Mikel Landa's tumultuous relationship with Grand Tours showed no sign of ending on stage 10 of the Tour de France, as the Basque rider lost more than two minutes following a crash during the fraught finale of splits and all-out chases.
As the echelons formed late on in the crosswinds, initially both Movistar and Team Ineos were more than satisfied, as the Spanish team, like the British, had all of their main men – Landa, Alejandro Valverde and Nairo Quintana – ahead.
But then an untimely crash for Landa at 25 kilometres from the line, unintentionally caused by Warren Barguil (Arkea-Samsic) whilst in the front group, suddenly saw Landa spinning out of the back and into a group of spectators. After remounting he finally latched onto a third group with former race leader Giulio Ciccone (Trek-Segafredo).
"It was a ‘shock'," Landa said in a statement released by his team. "At one moment I was on my bike, and at the very next one I was on the ground surrounded by spectators. Fortunately, I have no injuries. I was able to continue in one piece, and my teammates really helped me a lot in a difficult situation. It's 'just' a time loss – and the goal we came here for further away."
Whilst much of the local media attention centred on Thibaut Pinot's 100 seconds time loss, Landa's little group of defeated riders crossed the line even further back than the Frenchman, at 2:09 on the race leaders. As such, the Basque's Tour is by no means lost, but he has now plunged to 21st overall, 4:15 back on Alaphilippe and more than three down on Geraint Thomas (Team Ineos).
Movistar management said they believed the crash was caused indirectly by a chance touch of wheels between two riders, one of which sports director Jose Luis Arrieta initially – and incorrectly – identified as Romain Bardet (AG2R La Mondial), but which Warren Barguil (Arkea-Samsic) later admitted had been him. In struggling to regain balance after he touched wheels with race leader Julian Alaphilippe (Deceunink-QuickStep), Barguil accidentally swayed into Landa, who fell.

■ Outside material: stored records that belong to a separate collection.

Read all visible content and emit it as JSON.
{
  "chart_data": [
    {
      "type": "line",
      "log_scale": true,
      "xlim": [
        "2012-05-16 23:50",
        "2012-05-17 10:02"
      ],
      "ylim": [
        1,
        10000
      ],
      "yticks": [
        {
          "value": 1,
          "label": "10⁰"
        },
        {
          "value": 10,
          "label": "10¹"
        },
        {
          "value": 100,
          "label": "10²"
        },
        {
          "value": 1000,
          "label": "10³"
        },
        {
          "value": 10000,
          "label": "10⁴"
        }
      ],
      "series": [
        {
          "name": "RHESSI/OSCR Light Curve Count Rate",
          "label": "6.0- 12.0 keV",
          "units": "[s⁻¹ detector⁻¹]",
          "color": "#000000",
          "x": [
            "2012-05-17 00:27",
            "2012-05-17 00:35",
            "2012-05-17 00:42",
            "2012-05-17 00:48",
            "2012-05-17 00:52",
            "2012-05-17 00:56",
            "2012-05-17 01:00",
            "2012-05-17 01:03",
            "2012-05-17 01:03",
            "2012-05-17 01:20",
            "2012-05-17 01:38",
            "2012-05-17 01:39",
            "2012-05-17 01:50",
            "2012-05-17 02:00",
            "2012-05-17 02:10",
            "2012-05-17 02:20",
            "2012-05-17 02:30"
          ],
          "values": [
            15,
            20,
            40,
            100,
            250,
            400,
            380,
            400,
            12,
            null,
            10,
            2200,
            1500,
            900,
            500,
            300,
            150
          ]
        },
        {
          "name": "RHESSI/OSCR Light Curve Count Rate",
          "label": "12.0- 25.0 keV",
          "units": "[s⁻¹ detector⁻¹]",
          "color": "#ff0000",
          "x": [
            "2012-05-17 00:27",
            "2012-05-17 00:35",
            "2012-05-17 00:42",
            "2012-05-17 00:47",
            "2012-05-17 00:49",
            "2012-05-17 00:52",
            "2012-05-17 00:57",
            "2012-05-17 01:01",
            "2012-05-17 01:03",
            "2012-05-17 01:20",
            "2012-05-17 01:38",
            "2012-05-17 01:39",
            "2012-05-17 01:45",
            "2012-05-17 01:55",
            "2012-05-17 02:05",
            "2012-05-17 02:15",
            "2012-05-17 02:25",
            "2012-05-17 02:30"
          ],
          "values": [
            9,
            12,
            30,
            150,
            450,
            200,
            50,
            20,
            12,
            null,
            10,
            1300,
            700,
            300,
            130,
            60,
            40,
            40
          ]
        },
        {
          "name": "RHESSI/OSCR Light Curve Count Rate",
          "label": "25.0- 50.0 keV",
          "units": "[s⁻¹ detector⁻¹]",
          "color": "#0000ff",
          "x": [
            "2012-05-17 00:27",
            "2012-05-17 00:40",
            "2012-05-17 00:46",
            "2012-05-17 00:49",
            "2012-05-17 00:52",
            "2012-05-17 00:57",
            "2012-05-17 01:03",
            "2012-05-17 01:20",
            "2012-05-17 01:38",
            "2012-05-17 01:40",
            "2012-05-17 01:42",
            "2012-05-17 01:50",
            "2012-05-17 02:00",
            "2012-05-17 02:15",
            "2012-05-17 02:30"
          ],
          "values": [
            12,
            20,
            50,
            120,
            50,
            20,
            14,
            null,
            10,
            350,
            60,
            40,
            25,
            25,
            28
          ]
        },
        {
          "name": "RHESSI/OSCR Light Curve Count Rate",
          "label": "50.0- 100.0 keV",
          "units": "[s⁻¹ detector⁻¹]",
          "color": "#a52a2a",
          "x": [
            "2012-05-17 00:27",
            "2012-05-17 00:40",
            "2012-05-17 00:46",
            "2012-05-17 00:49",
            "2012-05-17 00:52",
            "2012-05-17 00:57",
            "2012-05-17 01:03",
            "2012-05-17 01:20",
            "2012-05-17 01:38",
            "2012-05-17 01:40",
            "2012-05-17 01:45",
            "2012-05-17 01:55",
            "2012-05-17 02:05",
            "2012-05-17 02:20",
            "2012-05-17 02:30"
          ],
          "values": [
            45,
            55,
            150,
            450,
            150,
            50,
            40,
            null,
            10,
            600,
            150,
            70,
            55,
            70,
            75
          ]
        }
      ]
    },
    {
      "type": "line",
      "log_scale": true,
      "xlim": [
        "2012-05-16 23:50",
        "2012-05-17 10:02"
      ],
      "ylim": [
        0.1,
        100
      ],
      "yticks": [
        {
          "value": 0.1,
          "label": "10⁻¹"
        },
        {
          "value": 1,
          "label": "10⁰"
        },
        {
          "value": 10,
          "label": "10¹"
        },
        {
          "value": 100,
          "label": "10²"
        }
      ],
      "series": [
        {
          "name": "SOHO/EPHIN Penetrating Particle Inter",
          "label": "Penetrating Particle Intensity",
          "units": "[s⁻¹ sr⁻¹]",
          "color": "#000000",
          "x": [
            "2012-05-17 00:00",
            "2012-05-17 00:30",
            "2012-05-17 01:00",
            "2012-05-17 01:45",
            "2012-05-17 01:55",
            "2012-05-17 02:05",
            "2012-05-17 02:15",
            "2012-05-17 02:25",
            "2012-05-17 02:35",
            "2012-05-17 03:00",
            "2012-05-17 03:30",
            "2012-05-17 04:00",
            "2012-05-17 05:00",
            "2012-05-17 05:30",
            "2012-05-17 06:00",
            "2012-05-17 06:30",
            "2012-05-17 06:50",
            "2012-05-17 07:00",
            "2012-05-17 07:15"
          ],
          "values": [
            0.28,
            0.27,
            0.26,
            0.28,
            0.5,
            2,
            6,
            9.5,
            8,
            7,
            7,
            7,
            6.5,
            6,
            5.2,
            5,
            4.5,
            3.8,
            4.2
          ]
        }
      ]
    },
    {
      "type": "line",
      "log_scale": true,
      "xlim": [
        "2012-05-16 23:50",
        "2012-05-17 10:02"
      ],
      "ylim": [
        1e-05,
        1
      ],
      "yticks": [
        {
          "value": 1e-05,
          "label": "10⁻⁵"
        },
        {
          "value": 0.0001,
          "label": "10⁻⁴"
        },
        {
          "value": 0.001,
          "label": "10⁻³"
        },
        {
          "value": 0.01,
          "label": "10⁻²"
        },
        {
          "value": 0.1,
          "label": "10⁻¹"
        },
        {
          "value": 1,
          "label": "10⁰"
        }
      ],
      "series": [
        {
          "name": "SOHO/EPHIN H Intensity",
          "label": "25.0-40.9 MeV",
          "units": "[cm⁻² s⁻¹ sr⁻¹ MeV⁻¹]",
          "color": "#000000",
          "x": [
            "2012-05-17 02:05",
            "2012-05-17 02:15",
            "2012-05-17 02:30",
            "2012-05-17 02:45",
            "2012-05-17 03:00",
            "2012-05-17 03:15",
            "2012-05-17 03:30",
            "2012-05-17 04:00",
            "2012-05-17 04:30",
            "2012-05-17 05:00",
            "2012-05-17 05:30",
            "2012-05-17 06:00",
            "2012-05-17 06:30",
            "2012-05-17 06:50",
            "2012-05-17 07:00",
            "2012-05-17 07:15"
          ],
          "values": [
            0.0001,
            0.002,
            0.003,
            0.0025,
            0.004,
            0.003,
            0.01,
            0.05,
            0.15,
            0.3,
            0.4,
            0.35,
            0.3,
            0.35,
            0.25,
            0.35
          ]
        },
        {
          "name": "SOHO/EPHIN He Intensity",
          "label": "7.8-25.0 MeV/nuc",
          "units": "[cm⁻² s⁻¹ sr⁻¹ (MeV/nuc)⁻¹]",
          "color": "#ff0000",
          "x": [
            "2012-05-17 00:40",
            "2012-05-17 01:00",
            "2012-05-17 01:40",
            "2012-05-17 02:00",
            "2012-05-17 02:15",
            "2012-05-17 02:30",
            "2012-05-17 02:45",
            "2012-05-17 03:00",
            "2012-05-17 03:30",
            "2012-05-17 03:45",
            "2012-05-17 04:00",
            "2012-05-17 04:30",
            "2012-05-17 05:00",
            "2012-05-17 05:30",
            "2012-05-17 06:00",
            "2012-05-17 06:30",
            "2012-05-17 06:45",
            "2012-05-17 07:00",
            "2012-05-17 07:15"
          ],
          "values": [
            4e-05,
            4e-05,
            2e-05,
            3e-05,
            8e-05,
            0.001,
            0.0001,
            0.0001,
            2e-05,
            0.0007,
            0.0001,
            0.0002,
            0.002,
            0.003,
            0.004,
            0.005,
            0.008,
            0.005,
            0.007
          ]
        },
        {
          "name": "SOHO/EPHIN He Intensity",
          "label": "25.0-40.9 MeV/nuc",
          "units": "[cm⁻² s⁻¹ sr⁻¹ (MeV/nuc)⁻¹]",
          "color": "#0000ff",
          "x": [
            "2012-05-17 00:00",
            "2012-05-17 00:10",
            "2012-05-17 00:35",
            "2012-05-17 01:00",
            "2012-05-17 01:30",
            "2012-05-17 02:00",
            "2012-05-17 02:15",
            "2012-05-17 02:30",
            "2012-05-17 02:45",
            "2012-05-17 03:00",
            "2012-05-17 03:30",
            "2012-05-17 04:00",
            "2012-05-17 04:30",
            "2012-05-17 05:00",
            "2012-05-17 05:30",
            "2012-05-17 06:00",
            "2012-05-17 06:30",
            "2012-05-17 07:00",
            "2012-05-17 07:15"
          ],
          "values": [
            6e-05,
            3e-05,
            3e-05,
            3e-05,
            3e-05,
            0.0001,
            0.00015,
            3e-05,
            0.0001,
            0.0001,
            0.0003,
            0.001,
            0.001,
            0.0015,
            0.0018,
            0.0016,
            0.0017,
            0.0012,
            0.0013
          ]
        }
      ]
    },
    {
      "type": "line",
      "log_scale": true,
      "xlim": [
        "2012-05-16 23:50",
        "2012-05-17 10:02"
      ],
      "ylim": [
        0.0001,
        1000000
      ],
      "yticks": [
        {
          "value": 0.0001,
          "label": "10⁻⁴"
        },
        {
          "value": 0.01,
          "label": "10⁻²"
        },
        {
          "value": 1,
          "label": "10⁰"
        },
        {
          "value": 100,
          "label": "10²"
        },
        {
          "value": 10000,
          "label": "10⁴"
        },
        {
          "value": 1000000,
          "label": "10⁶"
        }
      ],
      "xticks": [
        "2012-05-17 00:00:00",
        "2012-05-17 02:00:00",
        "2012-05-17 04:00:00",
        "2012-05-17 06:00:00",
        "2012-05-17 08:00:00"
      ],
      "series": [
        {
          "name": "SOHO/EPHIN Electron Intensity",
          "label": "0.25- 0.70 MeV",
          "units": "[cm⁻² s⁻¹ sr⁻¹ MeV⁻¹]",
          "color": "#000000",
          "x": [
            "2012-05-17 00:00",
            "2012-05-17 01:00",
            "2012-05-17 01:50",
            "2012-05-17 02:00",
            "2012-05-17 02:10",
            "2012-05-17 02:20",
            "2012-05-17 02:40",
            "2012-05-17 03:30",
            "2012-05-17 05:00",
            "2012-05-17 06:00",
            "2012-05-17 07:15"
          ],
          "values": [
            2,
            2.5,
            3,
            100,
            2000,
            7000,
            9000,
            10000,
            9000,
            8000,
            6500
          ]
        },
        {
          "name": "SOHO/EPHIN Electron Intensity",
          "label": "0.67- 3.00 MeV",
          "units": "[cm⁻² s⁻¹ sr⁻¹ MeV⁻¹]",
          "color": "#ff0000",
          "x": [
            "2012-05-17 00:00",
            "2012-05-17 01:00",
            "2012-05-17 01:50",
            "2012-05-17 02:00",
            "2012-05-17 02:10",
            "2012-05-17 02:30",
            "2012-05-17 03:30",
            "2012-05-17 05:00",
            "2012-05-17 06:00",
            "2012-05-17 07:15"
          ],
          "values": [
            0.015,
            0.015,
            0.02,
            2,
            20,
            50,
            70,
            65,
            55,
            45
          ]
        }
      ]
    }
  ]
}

"I am sorry about Mikel Landa's fall," Barguil said in his Twitter feed. "I went off balance after I touched wheels with Julian, I touch Mikel who was coming up on my left hand side. It was very fast, it wasn't voluntary. I was lucky enough not to crash, but that wasn't the case for Mikel. I hope he's all right."
Arrieta pointed out that logically Landa, who was uninjured, but who lost his position in the front group, had had the feeling that his crash had been caused because he had been pushed, but that "the push was a result of a previous incident." He said that Movistar had no intention of taking any action over the fall.
Landa's bad luck in the Grand Tours continues apace, after his difficult Giro this May and his crashes in the Tour last year. Not only did Landa endure a rough time last July, another bad fall in San Sebastian then left him out of the Vuelta in September.
This year in the Giro, Landa had a very uneven start, with another crash and some poor form in the first week. But as Landa steadily improved, his GC options were put partially on hold given Movistar already had Richard Carapaz in the Giro d'Italia lead. Finally, he finished fourth overall in Verona, one spot off the podium of a Grand Tour for a second time in his career.
"One of these days things will turn around for him, and it will all work in his favour, I hope," Arrieta said of Landa's bad luck.
Movistar went from what looked like a good day to one where the proverbial glass was only half full. On the downside, Landa lost six places overall, slumping to 21st, but Quintana, at least, moved up six places and is now eighth on GC.
"These are difficult stages, sometimes you get lucky and sometimes not. Fortunately, luck was on my side today," Quintana said. "It was very tense out there, the route and the circumstances of the day's stage led to [the echelons] happening. The team was exactly where it needed to be, but then Mikel had his problem.
"It was a good day for me personally, but I regret what happened to Mikel with that crash."